January 14, 2011

 

China may refrain from big corn imports in 2011

 


China decided against a plan to arrange millions of tonnes of corn imports, two industry sources with knowledge of the proposal said Thursday (Jan 13), but many analysts still expect China will need to import this year.

 

Both sources cited China's food-related inflation as the reason for the initial plan and high foreign corn prices as the reason for the government to kill the proposal.

 

Corn prices rose last year because of strong demand and a weak 2009 harvest. The government is widely thought to be relatively low on stocks, which some analysts put at below 10 million tonnes, and is fearful of buying up the latest harvest lest it trigger fresh price rises.

 

Rumours of such a bulk purchase have preoccupied the corn market in recent months as China is widely expected to need to import again this year, although US prices are currently too high to make imports into China commercially viable.

 

US prices hit a 30-month high on Wednesday after the USDA slashed its estimate of US corn stocks, making US corn imports even less attractive in China.

 

Chinese President Hu Jintao will this month visit Chicago, where corn and other agricultural futures are traded, but a big corn purchase is not expected, two Chinese industry sources said.

 

"We don't think there will be corn purchases during Hu's visit. As far as we know none of suppliers have been contacted. Any large volume of purchases from the United States seems unrealistic now," said a China-based trader at an international grain trading house.

 

China imported about 1.5 million tonnes of US corn in 2010, the first major purchase in 15 years, after the poor 2009 harvest failed to satisfy demand from animal feed producers and corn processors, who manufacture sweeteners and food additives.

 

However, Agriculture Minister Han Changfu has said the harvest was 10 million tonnes bigger in 2010 than in 2009, strengthening China's ability to remain self-sufficient and weakening the case for imports, at least in the short term.

 

But in 2010, the need to supply feed mills and prevent a price spike trumped the desire for self-sufficiency in grains, and state grains trader Cofco Ltd was authorised to import corn under the state quotas for resale to feedmills.
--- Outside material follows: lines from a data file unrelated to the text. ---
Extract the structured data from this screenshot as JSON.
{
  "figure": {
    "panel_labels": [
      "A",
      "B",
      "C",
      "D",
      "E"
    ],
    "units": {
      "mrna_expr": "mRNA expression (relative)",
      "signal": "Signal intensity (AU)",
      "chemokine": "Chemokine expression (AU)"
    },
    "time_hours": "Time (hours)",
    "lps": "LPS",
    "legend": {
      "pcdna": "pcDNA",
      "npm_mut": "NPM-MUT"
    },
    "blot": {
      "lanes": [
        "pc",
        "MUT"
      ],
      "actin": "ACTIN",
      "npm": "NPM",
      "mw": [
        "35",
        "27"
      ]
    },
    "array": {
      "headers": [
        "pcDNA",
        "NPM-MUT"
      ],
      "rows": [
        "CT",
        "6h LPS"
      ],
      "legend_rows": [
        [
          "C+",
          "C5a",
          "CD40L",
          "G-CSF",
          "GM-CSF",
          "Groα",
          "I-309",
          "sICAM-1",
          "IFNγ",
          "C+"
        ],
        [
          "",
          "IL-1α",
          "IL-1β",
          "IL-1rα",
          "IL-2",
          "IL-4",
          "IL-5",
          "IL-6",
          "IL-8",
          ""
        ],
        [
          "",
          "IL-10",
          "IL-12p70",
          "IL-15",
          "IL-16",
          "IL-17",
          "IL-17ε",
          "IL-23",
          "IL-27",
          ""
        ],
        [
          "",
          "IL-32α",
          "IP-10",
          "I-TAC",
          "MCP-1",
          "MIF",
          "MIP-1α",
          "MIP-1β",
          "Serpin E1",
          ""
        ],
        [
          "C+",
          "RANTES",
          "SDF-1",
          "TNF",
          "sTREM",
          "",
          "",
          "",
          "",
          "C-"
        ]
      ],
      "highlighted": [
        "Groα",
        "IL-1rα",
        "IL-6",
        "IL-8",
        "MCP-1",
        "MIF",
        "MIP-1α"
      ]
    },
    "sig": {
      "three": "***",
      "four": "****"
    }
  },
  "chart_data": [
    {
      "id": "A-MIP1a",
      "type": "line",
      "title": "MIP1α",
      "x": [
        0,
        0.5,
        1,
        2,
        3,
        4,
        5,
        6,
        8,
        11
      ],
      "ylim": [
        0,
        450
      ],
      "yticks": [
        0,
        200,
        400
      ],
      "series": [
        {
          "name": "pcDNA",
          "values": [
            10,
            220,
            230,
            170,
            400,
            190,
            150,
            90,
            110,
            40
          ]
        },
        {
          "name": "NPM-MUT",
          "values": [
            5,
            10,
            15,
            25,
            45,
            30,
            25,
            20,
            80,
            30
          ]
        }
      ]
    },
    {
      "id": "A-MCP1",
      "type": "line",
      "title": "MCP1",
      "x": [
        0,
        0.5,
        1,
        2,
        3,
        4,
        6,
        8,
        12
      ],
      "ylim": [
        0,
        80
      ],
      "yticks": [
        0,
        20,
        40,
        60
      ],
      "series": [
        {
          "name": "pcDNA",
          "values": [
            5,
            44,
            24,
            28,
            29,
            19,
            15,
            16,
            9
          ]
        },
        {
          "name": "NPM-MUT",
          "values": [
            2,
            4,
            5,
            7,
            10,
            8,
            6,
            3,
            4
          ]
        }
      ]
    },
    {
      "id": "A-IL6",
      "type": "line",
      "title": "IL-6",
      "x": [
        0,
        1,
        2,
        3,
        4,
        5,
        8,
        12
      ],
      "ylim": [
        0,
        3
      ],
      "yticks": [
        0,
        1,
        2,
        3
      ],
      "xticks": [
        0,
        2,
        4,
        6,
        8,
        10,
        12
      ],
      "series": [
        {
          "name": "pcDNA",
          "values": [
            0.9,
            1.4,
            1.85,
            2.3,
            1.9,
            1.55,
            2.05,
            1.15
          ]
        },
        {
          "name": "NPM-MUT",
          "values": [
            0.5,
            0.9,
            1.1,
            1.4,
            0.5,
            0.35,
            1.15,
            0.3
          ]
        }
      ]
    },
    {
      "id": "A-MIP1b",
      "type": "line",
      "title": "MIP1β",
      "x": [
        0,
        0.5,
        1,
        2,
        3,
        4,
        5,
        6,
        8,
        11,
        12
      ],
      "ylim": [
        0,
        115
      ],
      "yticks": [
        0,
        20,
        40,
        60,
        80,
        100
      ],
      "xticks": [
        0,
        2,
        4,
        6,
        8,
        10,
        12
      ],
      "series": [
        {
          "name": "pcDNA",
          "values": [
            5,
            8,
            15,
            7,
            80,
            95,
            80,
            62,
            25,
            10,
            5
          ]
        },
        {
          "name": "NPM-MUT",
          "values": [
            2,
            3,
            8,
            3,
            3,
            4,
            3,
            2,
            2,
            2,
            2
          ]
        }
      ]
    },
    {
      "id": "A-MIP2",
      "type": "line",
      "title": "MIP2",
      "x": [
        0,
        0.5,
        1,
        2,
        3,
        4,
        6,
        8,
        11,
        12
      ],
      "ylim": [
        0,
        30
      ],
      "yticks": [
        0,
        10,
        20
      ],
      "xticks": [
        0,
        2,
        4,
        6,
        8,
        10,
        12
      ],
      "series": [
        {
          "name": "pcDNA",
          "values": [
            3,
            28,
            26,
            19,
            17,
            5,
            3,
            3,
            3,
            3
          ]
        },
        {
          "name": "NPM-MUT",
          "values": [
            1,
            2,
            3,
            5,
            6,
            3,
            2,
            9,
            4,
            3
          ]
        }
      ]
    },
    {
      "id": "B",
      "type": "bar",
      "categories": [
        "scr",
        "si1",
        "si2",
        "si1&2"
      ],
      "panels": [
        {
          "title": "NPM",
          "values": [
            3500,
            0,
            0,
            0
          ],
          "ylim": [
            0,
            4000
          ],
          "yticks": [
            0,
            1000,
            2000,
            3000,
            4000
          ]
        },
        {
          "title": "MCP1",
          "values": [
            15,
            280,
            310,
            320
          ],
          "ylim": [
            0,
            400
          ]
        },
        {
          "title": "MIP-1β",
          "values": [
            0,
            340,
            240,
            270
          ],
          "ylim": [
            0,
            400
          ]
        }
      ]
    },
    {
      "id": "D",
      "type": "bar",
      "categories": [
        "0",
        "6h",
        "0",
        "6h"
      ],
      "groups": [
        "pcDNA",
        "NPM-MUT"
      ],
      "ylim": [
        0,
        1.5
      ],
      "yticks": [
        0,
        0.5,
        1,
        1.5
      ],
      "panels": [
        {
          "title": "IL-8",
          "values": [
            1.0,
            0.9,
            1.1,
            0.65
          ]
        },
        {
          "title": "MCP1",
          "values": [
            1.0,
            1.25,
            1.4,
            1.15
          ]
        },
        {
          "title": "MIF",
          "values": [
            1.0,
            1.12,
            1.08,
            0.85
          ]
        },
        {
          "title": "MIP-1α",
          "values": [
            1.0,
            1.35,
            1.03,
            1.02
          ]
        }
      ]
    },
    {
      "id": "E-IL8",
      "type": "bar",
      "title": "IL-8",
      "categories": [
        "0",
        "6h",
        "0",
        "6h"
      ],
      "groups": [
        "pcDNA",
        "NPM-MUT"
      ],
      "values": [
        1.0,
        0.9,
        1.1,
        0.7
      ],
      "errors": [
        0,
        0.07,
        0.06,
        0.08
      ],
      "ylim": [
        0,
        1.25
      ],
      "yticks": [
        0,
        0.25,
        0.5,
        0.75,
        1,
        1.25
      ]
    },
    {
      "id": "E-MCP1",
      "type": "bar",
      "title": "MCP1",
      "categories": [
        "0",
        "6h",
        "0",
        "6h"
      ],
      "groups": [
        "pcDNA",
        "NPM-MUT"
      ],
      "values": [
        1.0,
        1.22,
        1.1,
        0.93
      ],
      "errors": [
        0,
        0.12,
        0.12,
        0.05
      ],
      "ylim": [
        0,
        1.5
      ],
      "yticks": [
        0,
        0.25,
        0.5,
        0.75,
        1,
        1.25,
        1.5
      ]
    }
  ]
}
The government wants to close the door again if it can.

 

"China's corn imports can only be opened up gradually, as corn is more important (than soy and cotton) to the national economy and the people's livelihood and the government will aim to be self-sufficient first, and will only seek to expand imports when they can't make it," an analyst said.

 

China's corn reserves may also be low, since the government has sold off about 49 million tonnes since 2009 and has not yet bought up any of the 2010 harvest. The plan to fight inflation by booking bulk imports implies that the shipments would have gone straight to the market, not stockpiles, although the extra supply could have freed up China's own crop for government stockpiling.

 

In the longer term, China's grain supply and demand will be tightly balanced and guaranteeing grain security involves "severe challenges", State Administration of Grain Chief Nie Zhenbang said in a statement on Thursday.